Слайды произвели на мальчиков неизгладимое впечатление, особенно те, на которых был запечатлен сам Генка. Ведь одно дело, когда ты смотришь просто на красивый пейзаж, который где-то там, неизвестно где, и совсем другой коленкор, когда на слайде человек, которого ты лично знаешь и понимаешь, что он там был, стоял на берегу этого озера, сидел на кривом стволе этого дерева или любовался освещенными солнцем заснеженными вершинами Альп.
– Это мы на горных лыжах катаемся, – небрежно, как обычно, пояснял Генка. – Это Альпы, а вот эти домики называются «шале»… Это я на берегу Женевского озера… Это мы с папой в Берне…
– Где профессор Плейшнер? – выпалил, не сдержав восхищения, Игорь.
– Ну, – подтвердил Генка.
– И на Цветочной улице был? – спросил Жека.

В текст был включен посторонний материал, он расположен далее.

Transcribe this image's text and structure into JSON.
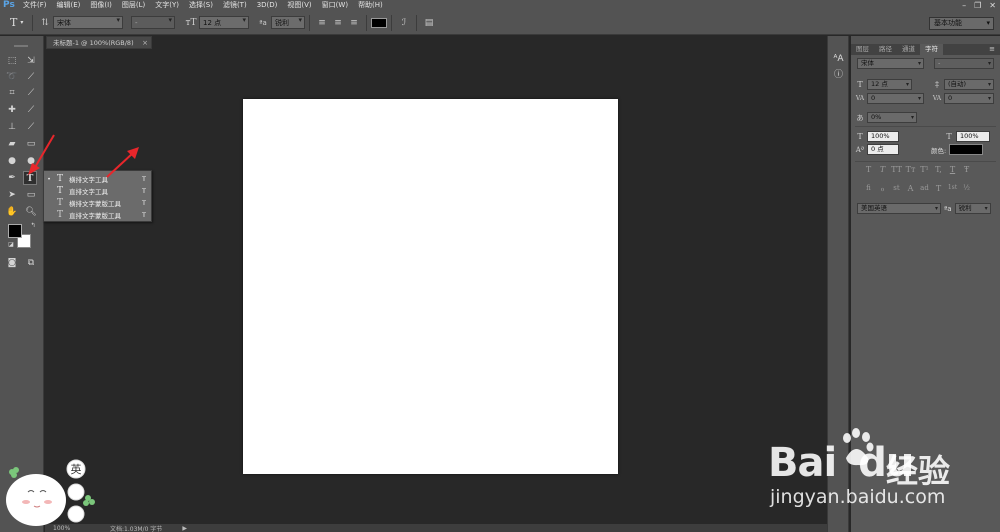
{
  "menubar": {
    "logo": "Ps",
    "items": [
      "文件(F)",
      "编辑(E)",
      "图像(I)",
      "图层(L)",
      "文字(Y)",
      "选择(S)",
      "滤镜(T)",
      "3D(D)",
      "视图(V)",
      "窗口(W)",
      "帮助(H)"
    ],
    "window_controls": [
      "–",
      "❐",
      "✕"
    ]
  },
  "options": {
    "font_family": "宋体",
    "font_style": "-",
    "font_size": "12 点",
    "aa_label": "ªa",
    "antialias": "锐利",
    "workspace": "基本功能"
  },
  "document": {
    "tab_title": "未标题-1 @ 100%(RGB/8)",
    "close": "×"
  },
  "statusbar": {
    "zoom": "100%",
    "doc_info": "文档:1.03M/0 字节",
    "arrow": "▶"
  },
  "flyout": {
    "items": [
      {
        "label": "横排文字工具",
        "key": "T",
        "selected": "•"
      },
      {
        "label": "直排文字工具",
        "key": "T",
        "selected": ""
      },
      {
        "label": "横排文字蒙版工具",
        "key": "T",
        "selected": ""
      },
      {
        "label": "直排文字蒙版工具",
        "key": "T",
        "selected": ""
      }
    ]
  },
  "panel": {
    "tabs": [
      "图层",
      "路径",
      "通道",
      "字符"
    ],
    "active_tab": "字符",
    "menu": "≡",
    "font_family": "宋体",
    "font_style": "-",
    "font_size": "12 点",
    "leading": "(自动)",
    "kerning": "0",
    "tracking": "0",
    "scale_percent": "0%",
    "vertical_scale": "100%",
    "horizontal_scale": "100%",
    "baseline_shift": "0 点",
    "color_label": "颜色:",
    "language": "美国英语",
    "antialias": "锐利",
    "style_buttons": [
      "T",
      "T",
      "TT",
      "Tт",
      "T¹",
      "T,",
      "T",
      "Ŧ"
    ],
    "opentype_buttons": [
      "fi",
      "ℴ",
      "st",
      "A",
      "ad",
      "T",
      "1st",
      "½"
    ]
  },
  "watermark": {
    "logo": "Bai",
    "logo_suffix": "du",
    "jingyan": "经验",
    "url": "jingyan.baidu.com"
  },
  "sticker": {
    "label": "英"
  },
  "colors": {
    "ui_dark": "#535353",
    "canvas_bg": "#282828",
    "arrow_red": "#e8262b",
    "ps_blue": "#5aa4e6"
  }
}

– Ты что, больной? – презрительно протянул отпрыск дипломата, – Кино же в Таллине снимали, а не в Швейцарии. Понял, нет?
– А ты никогда не рассказывал, что был в Берне, – с упреком заметил Игорь. – Мы столько раз вместе кино обсуждали, а ты и не сказал ничего.
– Мне предки хвастаться не разрешают, – спокойно объяснил Генка.
– А-а-а, понятно, – протянул Игорь, хотя на самом деле ничего не понял. Почему хвастаться плохо? Почему нельзя, обсуждая фильм, действие которого происходит в Швейцарии, сказать, что ты сам там был и видел все своими глазами? Что в этом особенного? Впрочем, с Генкиных родителей какой спрос, они вообще не в себе, друзей приводить не разрешают. Грязь они, видите ли, нанесут. Ну и что? Убрать нельзя, что ли? Хотя квартира у Потоцких и в самом деле шикарная, Игорь в таких никогда не бывал. Пол прямо сверкает, и мебель красивая, на стенах висят африканские маски, на полках стоят какие-то загадочные штуковины, о назначении которых Игорь даже догадаться не может, а на журнальном столике валяются заграничные журналы в ярких глянцевых обложках, пачка американских сигарет и удивительная зажигалка в виде крошечного револьверчика.
Вообще дома у Генки было много интересных и непонятных вещей, но больше всего воображение Игоря потрясли книги. «Библиотека современной фантастики» – все 25 томов! Толстые книги о путешествиях Тура Хейердала, Даррелла и даже Рокуэлла Кента, прочитать которые Игорь так мечтал. Надо же, сколько раз он говорил об этом вслух, а Генка, гад такой, даже словом не обмолвился, что у него дома эти книги на полке стоят.